What are the terms often used in used car loan simulations? This time we will discuss the terms that we have encountered in a used car loan simulation.
Terms in Used Car Loan Simulation
- Do you intend to buy a used car or second car in the near future?
- Have you thought about, cash payments or using credit?
Before doing a used car loan simulation, you need to understand some terms that often appear when you used car loan simulation. Here is the explanation
Price of On The Road (OTR)
Price on the road (OTR) is the purchase price of a car plus all vehicle taxes and various documents (vehicle registration and BPKB). So the price on the road is the price of a car to be used.
Price of Off The Road
The Off The Road price is the price of buying a car, not including the document. So you have to pay extra to take care of all vehicle taxes and various documents .
Tenor or Period of Loan
The tenor or loan period is how long the loan period is determined in units of months or years. Generally the tenor of used car loans is shorter (shorter) than the tenor of new car loans.
Down payment (DP) is a fee that must be paid in advance as a sign of being a vehicle purchase. Usually a down payment for a used car loan or a new car loan is 25% – 30% of the price of the car.
Credit ceiling is the amount of debt that must be paid by the debtor (people who apply for credit). Credit ceiling is calculated by means of the purchase price of a vehicle minus the DP of a car. Debt interest is calculated from the credit ceiling, not from the selling price of the car.
Insurance Policy and Premiums
Insurance policies and premiums are contracts or agreements related to vehicle protection. This agreement is made between you (the vehicle buyer) and the insurance company. You need to pay an administrative fee to arrange an insurance policy. This fee is only paid once when you register. Insurance premiums are fees that should be paid annually as a liability for insurance participants. Vehicle insurance companies usually offer two types of vehicle insurance namely all risk and total lost only.
Comprehensive or All Risk Comprehensive
Comprehensive or all risk insurance is vehicle insurance that provides protection against all types of damage (written in the policy). The premium amount is determined in percentage, which is around 1.5-3% of the OTR price of your car. The price will be updated annually.
Total Loss Only
Total lost insurance is vehicle insurance which guarantees total loss if it is due to theft or heavy damage. The definition of heavy damage is damage to a vehicle due to an accident with a total damage of more than 70%. TLO insurance costs are cheaper than all risk insurance, approximately 1% of the OTR price per year.

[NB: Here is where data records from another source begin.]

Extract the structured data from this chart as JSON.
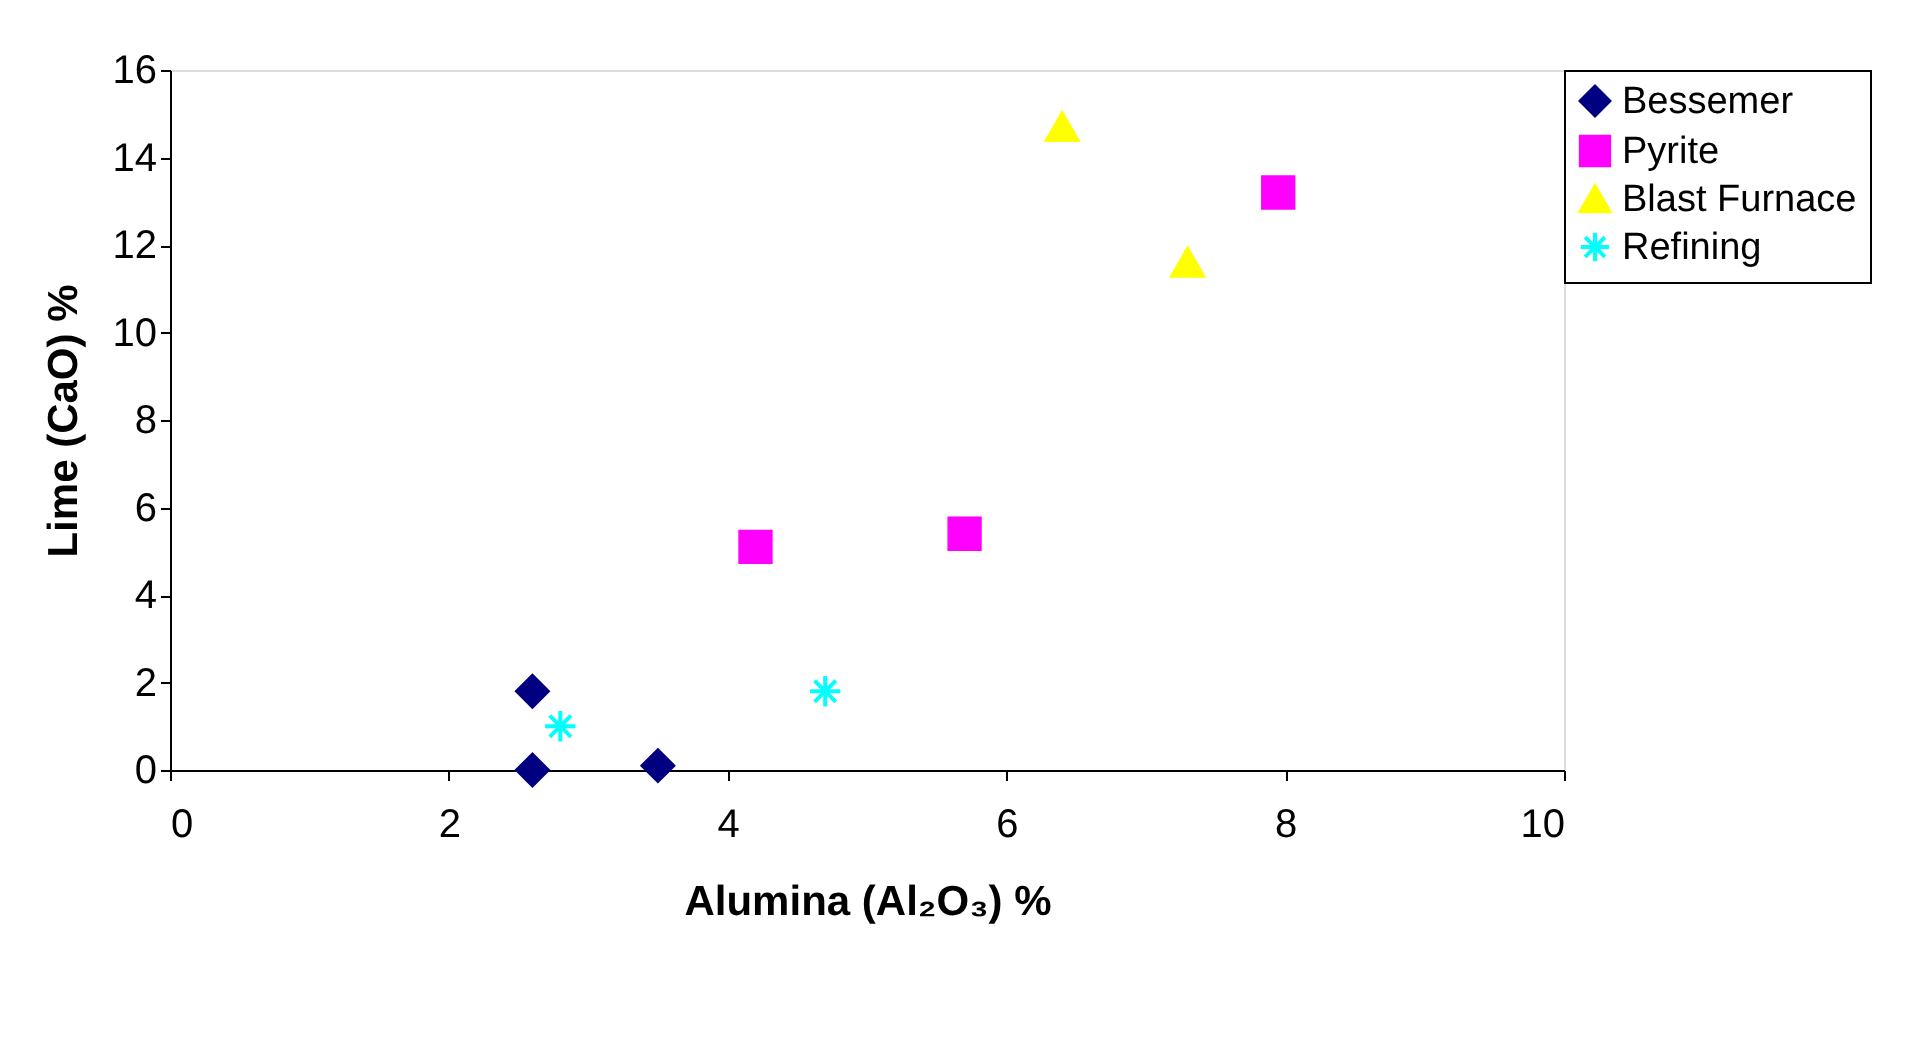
{
  "chart_data": {
    "type": "scatter",
    "xlabel": "Alumina (Al₂O₃) %",
    "ylabel": "Lime (CaO) %",
    "xlim": [
      0,
      10
    ],
    "xticks": [
      0,
      2,
      4,
      6,
      8,
      10
    ],
    "ylim": [
      0,
      16
    ],
    "yticks": [
      0,
      2,
      4,
      6,
      8,
      10,
      12,
      14,
      16
    ],
    "grid": false,
    "legend": "top right",
    "series": [
      {
        "name": "Bessemer",
        "color": "#000080",
        "marker": "diamond",
        "x": [
          2.6,
          2.6,
          3.5
        ],
        "values": [
          1.8,
          0,
          0.1
        ]
      },
      {
        "name": "Pyrite",
        "color": "#ff00ff",
        "marker": "square",
        "x": [
          4.2,
          5.7,
          7.95
        ],
        "values": [
          5.1,
          5.4,
          13.2
        ]
      },
      {
        "name": "Blast Furnace",
        "color": "#ffff00",
        "marker": "triangle",
        "x": [
          6.4,
          7.3
        ],
        "values": [
          14.7,
          11.6
        ]
      },
      {
        "name": "Refining",
        "color": "#00ffff",
        "marker": "cross",
        "x": [
          2.8,
          4.7
        ],
        "values": [
          1.0,
          1.8
        ]
      }
    ]
  }
}
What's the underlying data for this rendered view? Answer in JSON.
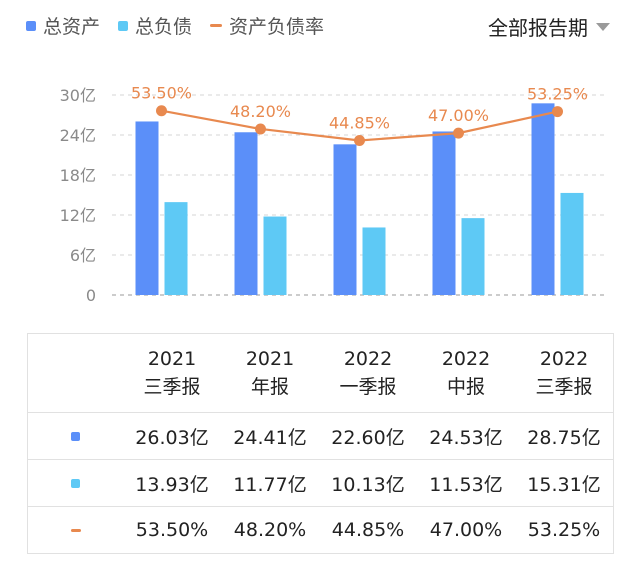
{
  "legend": {
    "items": [
      {
        "label": "总资产",
        "color": "#5b8ff9",
        "kind": "square"
      },
      {
        "label": "总负债",
        "color": "#5ec9f5",
        "kind": "square"
      },
      {
        "label": "资产负债率",
        "color": "#e8894f",
        "kind": "line"
      }
    ]
  },
  "period_selector": {
    "label": "全部报告期"
  },
  "chart_data": {
    "type": "bar",
    "categories": [
      "2021三季报",
      "2021年报",
      "2022一季报",
      "2022中报",
      "2022三季报"
    ],
    "series": [
      {
        "name": "总资产",
        "type": "bar",
        "unit": "亿",
        "values": [
          26.03,
          24.41,
          22.6,
          24.53,
          28.75
        ],
        "color": "#5b8ff9"
      },
      {
        "name": "总负债",
        "type": "bar",
        "unit": "亿",
        "values": [
          13.93,
          11.77,
          10.13,
          11.53,
          15.31
        ],
        "color": "#5ec9f5"
      },
      {
        "name": "资产负债率",
        "type": "line",
        "unit": "%",
        "values": [
          53.5,
          48.2,
          44.85,
          47.0,
          53.25
        ],
        "color": "#e8894f"
      }
    ],
    "ylim": [
      0,
      30
    ],
    "y_ticks": [
      "0",
      "6亿",
      "12亿",
      "18亿",
      "24亿",
      "30亿"
    ],
    "y_tick_values": [
      0,
      6,
      12,
      18,
      24,
      30
    ],
    "line_labels": [
      "53.50%",
      "48.20%",
      "44.85%",
      "47.00%",
      "53.25%"
    ],
    "grid": true
  },
  "table": {
    "headers": [
      {
        "line1": "2021",
        "line2": "三季报"
      },
      {
        "line1": "2021",
        "line2": "年报"
      },
      {
        "line1": "2022",
        "line2": "一季报"
      },
      {
        "line1": "2022",
        "line2": "中报"
      },
      {
        "line1": "2022",
        "line2": "三季报"
      }
    ],
    "rows": [
      {
        "series": "总资产",
        "color": "#5b8ff9",
        "kind": "square",
        "cells": [
          "26.03亿",
          "24.41亿",
          "22.60亿",
          "24.53亿",
          "28.75亿"
        ]
      },
      {
        "series": "总负债",
        "color": "#5ec9f5",
        "kind": "square",
        "cells": [
          "13.93亿",
          "11.77亿",
          "10.13亿",
          "11.53亿",
          "15.31亿"
        ]
      },
      {
        "series": "资产负债率",
        "color": "#e8894f",
        "kind": "line",
        "cells": [
          "53.50%",
          "48.20%",
          "44.85%",
          "47.00%",
          "53.25%"
        ]
      }
    ]
  }
}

Administrative costs are costs that should be incurred by the buyer to take care of car loans. This fee is paid only once, when you take care of credit.
Fiduciary according to the Big Indonesian Dictionary means that:
fidusia / fi · du · sia / delegation of authority to process money from the owner of the money to the delegated party.
The cost of fiduciary guarantee is the cost of taking care of the debt agreement which states that the vehicle (car or motorbike) that is being submitted for credit is owned by the debtor (the person who submitted the credit) legally. Although in reality the BPKB vehicle was used as collateral.
Based on the Regulation of the Minister of Finance (PMK) No. 130 / PMK 010/2012 concerning Fiduciary Registration: requires leasing companies to register a fiduciary guarantee no later than 30 days after the credit agreement was signed.
Generally fiduciary fees will be charged at the beginning and at the end of the credit agreement. The amount of fiduciary fee is adjusted to the price of the vehicle, starting from Rp. 25,000 to Rp. 100,000.
Have you calculated the vehicle costs before buying a car?